Song by Brenda & The Tabulations
- Released: February 1973
- Songwriter: Van McCoy
- Producers: Gilda Woods & Van McCoy

Brenda & The Tabulations singles chronology
| "Little Bit Of Love" (1972) | "One Girl Too Late" (1973) | "key to My Heart" (1973) |

= One Girl Too Late =

One Girl Too Late is a Van McCoy composition. It was a hit for Brenda & the Tabulations in 1973. It has also been covered by Polly Brown, Gina Foster and Pure Silk featuring Winsome.

==Background==
Written by Van McCoy and co-produced by McCoy and Guila Woods, the recording was released as a single in February 1973. In the song, the girl tells the story of being in love with a guy who is already taken. A "Soul Pick" in the February 24 issue of Billboard, the reviewer noted Brenda's superb handling of the lead vocal with the smooth flowing of the strings and horns with the male trio singing background.
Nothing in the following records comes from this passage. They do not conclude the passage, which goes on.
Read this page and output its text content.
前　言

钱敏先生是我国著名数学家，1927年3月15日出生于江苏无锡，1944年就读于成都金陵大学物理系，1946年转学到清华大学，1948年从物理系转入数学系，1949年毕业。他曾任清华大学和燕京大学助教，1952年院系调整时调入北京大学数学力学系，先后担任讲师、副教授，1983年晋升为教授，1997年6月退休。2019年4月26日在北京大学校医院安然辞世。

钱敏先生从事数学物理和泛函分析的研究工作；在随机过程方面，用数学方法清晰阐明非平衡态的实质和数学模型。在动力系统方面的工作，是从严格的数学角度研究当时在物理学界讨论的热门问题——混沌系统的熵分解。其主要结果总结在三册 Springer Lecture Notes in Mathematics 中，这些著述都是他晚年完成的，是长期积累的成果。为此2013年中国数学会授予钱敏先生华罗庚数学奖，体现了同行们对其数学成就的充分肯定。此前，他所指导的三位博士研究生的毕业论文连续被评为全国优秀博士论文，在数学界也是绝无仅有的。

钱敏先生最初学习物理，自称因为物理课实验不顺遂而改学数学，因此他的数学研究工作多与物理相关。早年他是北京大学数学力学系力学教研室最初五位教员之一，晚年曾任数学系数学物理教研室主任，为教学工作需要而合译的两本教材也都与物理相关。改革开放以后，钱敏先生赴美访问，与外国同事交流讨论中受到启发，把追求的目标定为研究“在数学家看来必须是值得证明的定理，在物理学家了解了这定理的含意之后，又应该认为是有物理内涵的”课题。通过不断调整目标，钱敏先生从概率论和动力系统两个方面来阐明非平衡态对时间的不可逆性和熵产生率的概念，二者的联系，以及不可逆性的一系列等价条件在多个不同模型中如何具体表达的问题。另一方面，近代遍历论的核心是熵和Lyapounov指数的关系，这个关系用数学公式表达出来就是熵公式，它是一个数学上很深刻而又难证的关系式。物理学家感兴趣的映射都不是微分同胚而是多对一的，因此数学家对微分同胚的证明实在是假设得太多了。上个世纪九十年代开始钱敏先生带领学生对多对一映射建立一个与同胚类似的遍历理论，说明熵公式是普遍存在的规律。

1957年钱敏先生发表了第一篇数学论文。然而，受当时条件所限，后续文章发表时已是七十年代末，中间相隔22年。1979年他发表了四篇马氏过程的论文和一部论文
For the week of March 31, 1973, the Campus News section of Billboard reported play action on Michael Wilde's show at WSUW -FM, U in Minnesota.

==Chart==
===Billboard and Cash Box===
On the week of April 7, 1973, the single entered the Billboard Best Selling Soul Singles chart at no. 49. It peaked at no. 48 the following week. Due to the fact that Billboard at that time were only showing the top 50 bestselling soul singles, there were no more chart entries recorded for the song. And it was at that week (April 14) that it entered the Cash Box R&B Top 65 chart at no. 60. The following week it was at no. 58.

===Record World===
It had also seen action in the Record World R&B Singles chart, debuting at no. 55 on March 10. It peaked at no. 44 on March 31 and held that position for another week. It was still in the chart at no. 67 on April 21.

==Other versions==
Polly Brown recorded her version which was included on her 1975 album, Special Delivery which was produced by Phil Swern and Gerry Shury.
Gina Foster who has been with Swing Out Sister and has vocally backed Corinne Drewery has recorded a version of the song. A version was released in 1992 by Pure Silk featuring Winsome. It was produced by Anthony Brightly.